Now, call tidyverse and other packages:

library('tidyverse')
library('caret')
library('gridExtra')
library('plotly')
library('ISLR')

theme_set(theme_minimal())

Best Linear Fit

When fitting regressions, we try to find parameters that fit the data the best. For sake of simplicity, let’s assume a simple linear regression model

\[\hat Y^i = \theta_0 + \theta_1 X^i\] whereas the actual values have an additional error term:

\[Y^i = \theta_0 + \theta_1 X^i + \epsilon_i\] Notice here that \(Y_i\) is the actual observation and \(\hat Y_i\) is the estimated one. We also refer to the estimated one as \(\hat Y_i = h_\theta (x_i)\).

Seems like all miss the point. First cannot capture the slope (because it is 0), second miss both the slope and intercept, the last two have the right slope but wrong intercept.

The distances from the line to each point are too much.
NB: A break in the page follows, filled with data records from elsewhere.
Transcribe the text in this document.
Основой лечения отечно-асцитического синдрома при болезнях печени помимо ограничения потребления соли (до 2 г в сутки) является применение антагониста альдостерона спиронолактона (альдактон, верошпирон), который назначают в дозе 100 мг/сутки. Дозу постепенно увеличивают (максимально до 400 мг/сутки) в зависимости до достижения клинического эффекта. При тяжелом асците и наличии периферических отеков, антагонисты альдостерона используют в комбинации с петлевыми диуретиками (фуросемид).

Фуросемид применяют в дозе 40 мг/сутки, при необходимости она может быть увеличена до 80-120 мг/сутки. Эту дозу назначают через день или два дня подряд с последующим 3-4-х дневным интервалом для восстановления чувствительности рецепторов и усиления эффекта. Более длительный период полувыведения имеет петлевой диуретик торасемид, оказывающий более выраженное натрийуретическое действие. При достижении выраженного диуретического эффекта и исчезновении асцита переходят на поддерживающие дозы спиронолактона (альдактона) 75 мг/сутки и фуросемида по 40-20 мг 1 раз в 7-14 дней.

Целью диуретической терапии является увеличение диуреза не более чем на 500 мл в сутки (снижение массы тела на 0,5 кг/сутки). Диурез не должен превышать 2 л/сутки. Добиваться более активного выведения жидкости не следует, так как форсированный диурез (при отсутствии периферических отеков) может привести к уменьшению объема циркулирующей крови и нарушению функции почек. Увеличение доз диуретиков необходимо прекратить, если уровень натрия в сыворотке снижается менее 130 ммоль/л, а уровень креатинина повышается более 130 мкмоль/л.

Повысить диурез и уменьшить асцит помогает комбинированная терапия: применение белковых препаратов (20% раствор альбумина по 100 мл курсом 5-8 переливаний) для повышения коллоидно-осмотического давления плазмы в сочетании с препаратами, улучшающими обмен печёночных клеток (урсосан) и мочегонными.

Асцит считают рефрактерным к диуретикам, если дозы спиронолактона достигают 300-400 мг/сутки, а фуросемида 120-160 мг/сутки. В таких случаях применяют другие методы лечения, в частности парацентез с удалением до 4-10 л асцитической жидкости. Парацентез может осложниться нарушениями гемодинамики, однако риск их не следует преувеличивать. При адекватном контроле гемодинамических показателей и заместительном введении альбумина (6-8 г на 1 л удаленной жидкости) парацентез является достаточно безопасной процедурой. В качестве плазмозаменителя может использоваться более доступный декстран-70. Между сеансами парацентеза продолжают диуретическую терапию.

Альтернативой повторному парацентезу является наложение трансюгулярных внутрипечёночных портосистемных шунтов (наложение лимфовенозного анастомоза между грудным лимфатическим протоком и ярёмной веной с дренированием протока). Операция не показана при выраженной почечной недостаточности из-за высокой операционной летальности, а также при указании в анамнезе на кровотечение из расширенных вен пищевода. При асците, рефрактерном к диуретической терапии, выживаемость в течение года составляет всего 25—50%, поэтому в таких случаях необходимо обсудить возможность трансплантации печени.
The sum of distance may cancel out (some are negative, some are positive) but sum of squarred distances will be very high.
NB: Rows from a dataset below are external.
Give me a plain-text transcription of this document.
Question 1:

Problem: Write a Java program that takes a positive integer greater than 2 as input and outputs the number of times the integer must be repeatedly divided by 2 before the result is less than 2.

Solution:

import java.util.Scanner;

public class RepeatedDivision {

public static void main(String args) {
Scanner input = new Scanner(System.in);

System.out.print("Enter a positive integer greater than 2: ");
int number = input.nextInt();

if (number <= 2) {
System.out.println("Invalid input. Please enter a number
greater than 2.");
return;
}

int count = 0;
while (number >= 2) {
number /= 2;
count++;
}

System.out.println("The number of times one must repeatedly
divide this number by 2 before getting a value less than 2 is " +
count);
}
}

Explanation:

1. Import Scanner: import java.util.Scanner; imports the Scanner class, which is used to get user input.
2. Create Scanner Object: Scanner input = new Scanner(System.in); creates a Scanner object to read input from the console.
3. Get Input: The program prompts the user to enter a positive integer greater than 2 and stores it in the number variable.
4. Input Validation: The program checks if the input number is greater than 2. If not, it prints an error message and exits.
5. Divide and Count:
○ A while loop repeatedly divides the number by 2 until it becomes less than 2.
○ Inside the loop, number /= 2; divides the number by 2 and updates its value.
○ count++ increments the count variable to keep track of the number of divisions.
What is so special about the line below?

preds <- lm(log(mpg)~log(horsepower), data=Auto)$fitted.values
ggplot(Auto, aes(x=log(horsepower), y=log(mpg))) + 
  geom_point() + 
  geom_line(aes(y=preds), colour = 'steelblue') + 
  ylim(1,5) + 
  ggtitle('theta0 = 6.9606 , theta1 = -0.8418')
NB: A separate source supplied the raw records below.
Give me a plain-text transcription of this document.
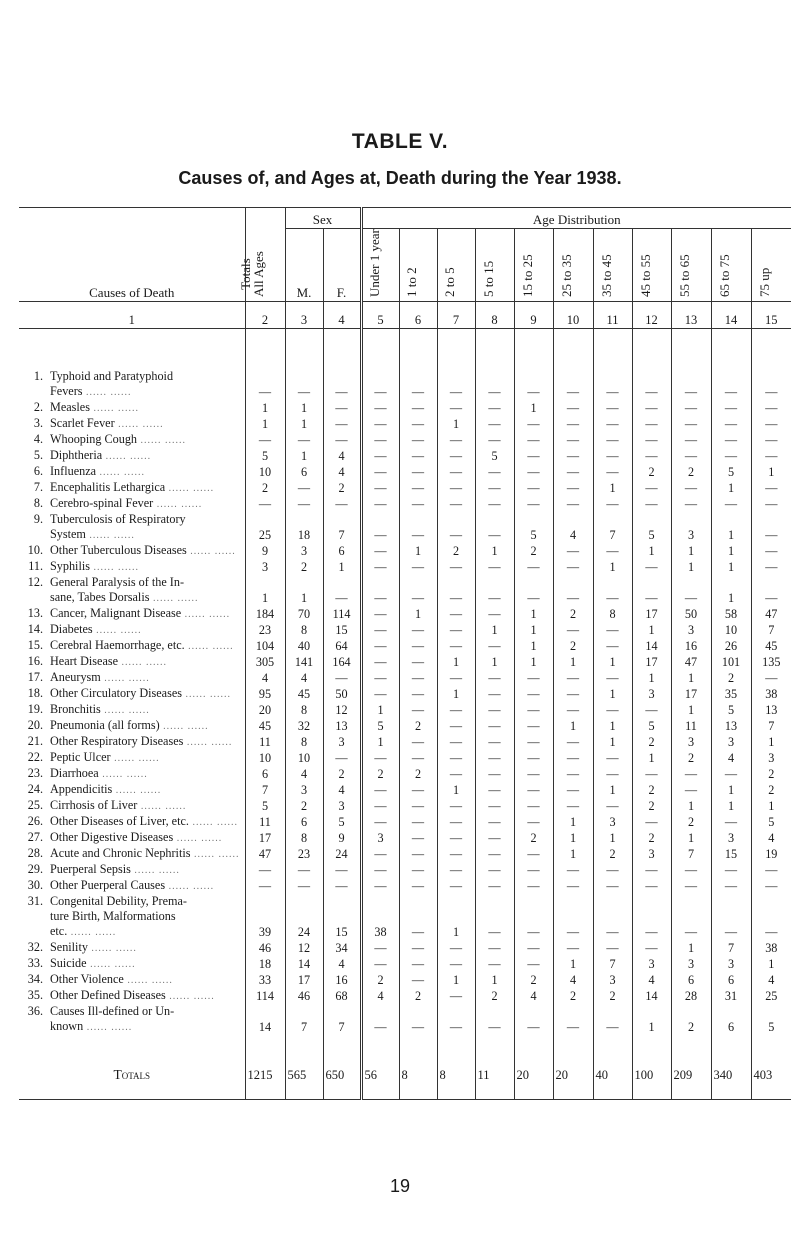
TABLE V.
Causes of, and Ages at, Death during the Year 1938.
Causes of Death	Totals
All Ages	Sex		Age Distribution										
		M.	F.	Under 1 year	1 to 2	2 to 5	5 to 15	15 to 25	25 to 35	35 to 45	45 to 55	55 to 65	65 to 75	75 up

1	2	3	4	5	6	7	8	9	10	11	12	13	14	15

1. Typhoid and Paratyphoid														
Fevers ...... ......	—	—	—	—	—	—	—	—	—	—	—	—	—	—
2. Measles ...... ......	1	1	—	—	—	—	—	1	—	—	—	—	—	—
3. Scarlet Fever ...... ......	1	1	—	—	—	1	—	—	—	—	—	—	—	—
4. Whooping Cough ...... ......	—	—	—	—	—	—	—	—	—	—	—	—	—	—
5. Diphtheria ...... ......	5	1	4	—	—	—	5	—	—	—	—	—	—	—
6. Influenza ...... ......	10	6	4	—	—	—	—	—	—	—	2	2	5	1
7. Encephalitis Lethargica ...... ......	2	—	2	—	—	—	—	—	—	1	—	—	1	—
8. Cerebro-spinal Fever ...... ......	—	—	—	—	—	—	—	—	—	—	—	—	—	—
9. Tuberculosis of Respiratory														
System ...... ......	25	18	7	—	—	—	—	5	4	7	5	3	1	—
10. Other Tuberculous Diseases ...... ......	9	3	6	—	1	2	1	2	—	—	1	1	1	—
11. Syphilis ...... ......	3	2	1	—	—	—	—	—	—	1	—	1	1	—
12. General Paralysis of the In-														
sane, Tabes Dorsalis ...... ......	1	1	—	—	—	—	—	—	—	—	—	—	1	—
13. Cancer, Malignant Disease ...... ......	184	70	114	—	1	—	—	1	2	8	17	50	58	47
14. Diabetes ...... ......	23	8	15	—	—	—	1	1	—	—	1	3	10	7
15. Cerebral Haemorrhage, etc. ...... ......	104	40	64	—	—	—	—	1	2	—	14	16	26	45
16. Heart Disease ...... ......	305	141	164	—	—	1	1	1	1	1	17	47	101	135
17. Aneurysm ...... ......	4	4	—	—	—	—	—	—	—	—	1	1	2	—
18. Other Circulatory Diseases ...... ......	95	45	50	—	—	1	—	—	—	1	3	17	35	38
19. Bronchitis ...... ......	20	8	12	1	—	—	—	—	—	—	—	1	5	13
20. Pneumonia (all forms) ...... ......	45	32	13	5	2	—	—	—	1	1	5	11	13	7
21. Other Respiratory Diseases ...... ......	11	8	3	1	—	—	—	—	—	1	2	3	3	1
22. Peptic Ulcer ...... ......	10	10	—	—	—	—	—	—	—	—	1	2	4	3
23. Diarrhoea ...... ......	6	4	2	2	2	—	—	—	—	—	—	—	—	2
24. Appendicitis ...... ......	7	3	4	—	—	1	—	—	—	1	2	—	1	2
25. Cirrhosis of Liver ...... ......	5	2	3	—	—	—	—	—	—	—	2	1	1	1
26. Other Diseases of Liver, etc. ...... ......	11	6	5	—	—	—	—	—	1	3	—	2	—	5
27. Other Digestive Diseases ...... ......	17	8	9	3	—	—	—	2	1	1	2	1	3	4
28. Acute and Chronic Nephritis ...... ......	47	23	24	—	—	—	—	—	1	2	3	7	15	19
29. Puerperal Sepsis ...... ......	—	—	—	—	—	—	—	—	—	—	—	—	—	—
30. Other Puerperal Causes ...... ......	—	—	—	—	—	—	—	—	—	—	—	—	—	—
31. Congenital Debility, Prema-														
ture Birth, Malformations														
etc. ...... ......	39	24	15	38	—	1	—	—	—	—	—	—	—	—
32. Senility ...... ......	46	12	34	—	—	—	—	—	—	—	—	1	7	38
33. Suicide ...... ......	18	14	4	—	—	—	—	—	1	7	3	3	3	1
34. Other Violence ...... ......	33	17	16	2	—	1	1	2	4	3	4	6	6	4
35. Other Defined Diseases ...... ......	114	46	68	4	2	—	2	4	2	2	14	28	31	25
36. Causes Ill-defined or Un-														
known ...... ......	14	7	7	—	—	—	—	—	—	—	1	2	6	5

Totals	1215	565	650	56	8	8	11	20	20	40	100	209	340	403

19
The line pass through the points, so that the distance between each point to the line is as small as possible.

How to determine the best line mathematically?

We can define the best line mathematically by the line that minimizes the sum of squarred loss. For example, in the first 4 plots, the distance from each point to the line are very high and if we sum the squarred errors (SSE) it will be too much. For the one above, the sum of squarred error would be minimal.

\[MSE = J(\theta) = \frac2 M \sum_{j=1}^M(h_\theta(x^i) - Y^i)^2 \\ = \frac 2 M (h_\theta(X) - Y^i)^T (h_\theta(X) - Y)\]

So, if we can define the problem as finding the optimal \(\theta\) that minimizes the loss. When defined so, we can use Gradient Descent Algorithm that finds the optimal parameter.

To be able to use the gradient descent, we need to write the gradient of the above function:

\[\nabla J(\theta) = -\frac 1 M \sum_{i=1}^M(Y^i - h_\theta(x^i) )x_j^i \ \forall j\\ \nabla J(\theta) = \frac 1 M \sum_{i=1}^M(h_\theta(x^i) - Y^i)x_j^i \\ =-\frac 1 MX^T(Y - h_\theta(X))\]

You can find some implementations that drop \(\frac 1 M\) term. This is because we can account it by adjust the learning rate, \(alpha\).

Gradient Descent Algorithm

Here in this section, we will estimate the optimal parameters that best fits the data using gradient descent algorithm. Let’s start by defining loss function and its gradient:

MSE.loss <- function(x, y, theta){
  y_pred <- x %*% theta 
  2*mean( (y_pred - y)^2 ) # sum of squares
}

MSE.grad <- function(x, y, theta){
  y_pred <- x %*% theta
  res <- t(x) %*% (y_pred - y)/length(y)
  c(res)
}

For presentation purposes, we will generate a dataset that expose a linear relationship, i.e. \(Y_i = 1-2X_i+\epsilon_i\)

set.seed(156)

gen_data <- function(intercept,slope,x){
  intercept + slope*x + rnorm(length(x), sd=0.7)
}

x <- seq(-3,3,,100)
y <- gen_data(1,-2, x)

ggplot() + 
  geom_point(aes(x,y))

Now, let’s guess the optimal \(\theta\) vector and calculate their MSE loss. E.g. we can try \(\theta = (0,1)\), \(\theta = (1,1.5)\) and \(\theta = (1,-2)\):

x <- cbind(1,x)
y <- cbind(y)
l1 <- MSE.loss(x,y, c(0,1))
l2 <- MSE.loss(x,y, c(1,1.5))
l3 <- MSE.loss(x,y, c(1,-2))
cbind(l1,l2,l3)

##            l1       l2        l3
## [1,] 59.05332 77.26366 0.8994777

The first model misses the intercept and slope and the second has a positive slope. The third generates the minimum loss.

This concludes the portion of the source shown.